Als ich das Geschäft meines Triumphhändlers in Villach betrat, war Josefine bereits da. Ein wenig schmächtig stand sie inmitten der modernen, großen Motorräder. Während die anderen mit fetten Reifen, luxuriösen Koffersets und Hightech-Goodies wie Antiblockiersystem und eingebautem Navi brillierten, hatte sie nichts an Extras zu bieten außer einer Lichthupe. Die Traummaße? 58-10-85. Baujahr-PS-Spitzengeschwindigkeit. Es war Liebe auf den ersten Blick.

Immer schon wollte ich ein altes Motorrad besitzen. Egal ob Norton, Horex, NSU – kaum, dass ich so ein altes Teil gesehen hatte, war es um mich geschehen.

Und jetzt also Josefine. Nicht, dass sie damals schon, bei unserem ersten Rendezvous, so hieß. Den Namen habe ich ihr später gegeben. Er hat eine ganz besondere Bedeutung. Denn ich bin nicht der erste in meiner Familie, der mit einer Puch 175 fährt.

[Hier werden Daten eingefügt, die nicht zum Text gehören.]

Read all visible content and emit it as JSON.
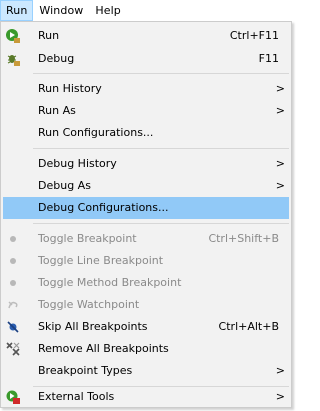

Auch meine Großmutter war in den Fünzigerjahren mit genau so einem Motorrad unterwegs. Es war freilich nicht ihr Motorrad. Frauen besaßen so etwas damals nicht. Die Puch gehörte ihrem zweiten Mann. Der erste, mein Opa, ist in russischer Kriegsgefangenschaft gefallen. Jahre, nachdem Oma die offizielle Bestätigung seines Todes erhalten hatte, fand sie eine neue Liebe, Franz. Der war Mechaniker und im Besitz einer 175er.

Ein guter Mensch sei Franz gewesen, warmherzig und hilfsbereit. Einer, von dem man alles haben konnte. Ich hätte ihn gerne kennengelernt.

DIE LETZTE FAHRT

Dass es nicht dazu kommen sollte, lag daran, dass Franz eben ganz besonders hilfsbereit war. Und so erklärte er sich auch an jenem 30. November im Jahr 1959 bereit, einen Arbeitskollegen, der selbst nicht mobil war, mit dem Motorrad nach Hause zu fahren. Von Villach Richtung Spittal, ins Drautal hinein. Kurz nachdem die beiden losgefahren waren, setzte starker Regen ein. Und Nebel.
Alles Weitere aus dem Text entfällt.